In several lectures (on You Tube), Lustig explains the science behind his theories and his call for curbs on sugar consumption. In a nutshell, whereas the body, and every cell in it, can metabolize glucose from food, only the liver can derive energy from fructose. The liver can process fructose in fruit because the fibre in the fruit slows down absorption of fructose. However processed food has its fibre removed.
Our bodies simply cannot process the type and volume of fructose we consume in processed foods and beverages. A surfeit of fructose in the liver causes tiny fat droplets to accumulate in liver cells, elevates triglycerides, increases bad cholesterol, increases blood pressure, promotes the build-up of fat around the organs and makes tissues insulin-resistant, a precursor to diabetes.
As Lustig explained in a radio interview, “our current food supply is so glutted with fructose, that is added sugar, sugar that was put there very specifically for the food industry’s purposes, both for palatability and shelf life, that it has now created a toxic side effect in our livers, driving all of these chronic metabolic diseases. And the only thing that can reverse this is reduction in consumption.”
Our sugar consumption is too high and contributes to a host of chronic diseases. We can, as a nation, debate the type of interventions that should be made and how appropriate and effective some of them might be.

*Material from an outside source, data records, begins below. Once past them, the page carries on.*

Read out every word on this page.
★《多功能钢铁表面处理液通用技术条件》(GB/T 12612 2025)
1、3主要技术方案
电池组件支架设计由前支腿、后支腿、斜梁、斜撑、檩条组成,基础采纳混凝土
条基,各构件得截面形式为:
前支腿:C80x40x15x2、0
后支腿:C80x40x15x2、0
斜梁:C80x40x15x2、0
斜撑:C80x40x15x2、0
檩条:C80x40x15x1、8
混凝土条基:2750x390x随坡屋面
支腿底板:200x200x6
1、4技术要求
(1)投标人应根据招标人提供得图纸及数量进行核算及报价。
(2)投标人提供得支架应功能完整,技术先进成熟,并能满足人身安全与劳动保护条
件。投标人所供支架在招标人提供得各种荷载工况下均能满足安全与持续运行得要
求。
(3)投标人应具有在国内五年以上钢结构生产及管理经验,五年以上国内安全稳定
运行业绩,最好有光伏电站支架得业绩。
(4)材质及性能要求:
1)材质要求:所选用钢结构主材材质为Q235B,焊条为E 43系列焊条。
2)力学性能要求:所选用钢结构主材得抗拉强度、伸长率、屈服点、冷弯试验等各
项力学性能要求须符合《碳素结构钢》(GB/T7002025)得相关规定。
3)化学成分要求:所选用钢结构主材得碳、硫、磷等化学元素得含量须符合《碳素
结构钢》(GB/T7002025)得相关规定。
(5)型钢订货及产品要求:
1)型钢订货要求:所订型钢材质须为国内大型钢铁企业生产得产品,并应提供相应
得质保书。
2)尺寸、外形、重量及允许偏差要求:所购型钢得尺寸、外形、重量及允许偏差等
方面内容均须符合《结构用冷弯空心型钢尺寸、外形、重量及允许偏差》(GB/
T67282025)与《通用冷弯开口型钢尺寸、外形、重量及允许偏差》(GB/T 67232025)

Education and public awareness programmes about the consequences may not be enough. Studies of eating behaviour suggest that consumers anywhere require little persuasion to overeat; as one commentator put it, “just barrage us with advertising, put food within arm’s reach, make food available 24/7, make it cheap and serve it in enormous portions.”
We are sleep-walking into a crisis of public health. We have insufficient data to chart the process as clearly as the Americans but our statistics show that chronic non-communicable diseases account for half of all deaths in Guyana and over four-fifths of all deaths among women here.
Lustig distilled his advice into three words: “Eat real food.” We used to, once.